Les processeurs en ont en effet terminé avec la progression verticale : au lieu d'augmenter la puissance brute des processeurs, on augmente leur nombre. On obtient ainsi, du moins potentiellement, un bien meilleur rapport puissance/consommation. Le problème c'est qu'il faut désormais bâtir les logiciels très différemment pour en tirer parti. Ainsi, il faut couper les tâches en petits morceaux afin de les faire exécuter simultanément par les différents processeurs et leurs multiples cores. L'opération n'est résolument pas aisée, et nécessite une refonte de l'architecture des logiciels. Si Grand Central a pour vocation de veiller à éviter les embouteillages et permettre aux multiples opérations de se dérouler sans encombre, il ne permet pas pour autant de faire des miracles, et les développeurs devront malgré tout déterminer eux-mêmes quelles tâches se plient le mieux au parallélisme.

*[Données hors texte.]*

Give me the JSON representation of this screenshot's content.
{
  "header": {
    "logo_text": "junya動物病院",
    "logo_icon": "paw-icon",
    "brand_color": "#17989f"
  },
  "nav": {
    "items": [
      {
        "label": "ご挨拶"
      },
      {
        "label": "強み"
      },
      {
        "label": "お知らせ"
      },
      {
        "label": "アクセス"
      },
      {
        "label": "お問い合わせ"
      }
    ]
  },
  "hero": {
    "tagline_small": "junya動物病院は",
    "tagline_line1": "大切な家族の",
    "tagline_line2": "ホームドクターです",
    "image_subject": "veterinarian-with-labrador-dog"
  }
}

Ne nous leurrons pas : le parallélisme n'est qu'un pis aller. S'il permet de mieux tirer parti de nos multicores, toutes les opérations ne s'y plient pas pour autant, et nécessiteront une refonte des logiciels, alors qu'une augmentation de la puissance brute des processeurs était directement exploitable sans rien changer du côté logiciel. On voit déjà bien peu d'applications qui tirent parti des biprocesseurs, alors que les Macs utilisent ce type d'architecture depuis bien longtemps. Les choses ne vont pas aller en s'arrangeant, car la multiplication des processeurs n'ira qu'en augmentant. Imaginez le casse-tête quand nous aurons pas moins de 32 processeurs dans nos machines!

Pourtant, l'industrie informatique a une longue expérience du multiprocessing, dans le champ d'application des serveurs notamment. Mais il y a un univers entre une application pour plusieurs utilisateurs et plusieurs applications pour un seul utilisateur, caractéristique essentielle qui différencie l'environnement serveur de celui que nous côtoyons quotidiennement. En effet, les applications serveur se prêtent par nature au parallélisme, chaque utilisateur étant susceptible de lancer une tâche qui s'exécute simultanément aux autres. Après tout, plusieurs processeurs dans une seule machine, c'est un peu comme si vous utilisiez plusieurs ordinateurs simultanément, et encore, ça n'en a pas tous les avantages, puisqu'on conserve une seule allocation mémoire vive, et la plupart du temps un seul disque dur, qui font figure de goulot d'étranglement en entrée et en sortie des processeurs. Les logiciels qui fonctionnent sur nos Mac se contentent, la plupart du temps, d'utiliser de la mémoire et quelques cycles processeur ici ou là lorsqu'elles sont en tâche de fond : ça n'est pas tous les jours qu'on lance plusieurs opérations simultanément. Le parallélisme sur l'ordinateur personnel s'attache donc à découper les opérations monolithiques en petits morceaux à exécuter concomitamment. Seulement voilà, nombre de ces opérations sont linéaires, chaque résultat dépend d'une opération précédente.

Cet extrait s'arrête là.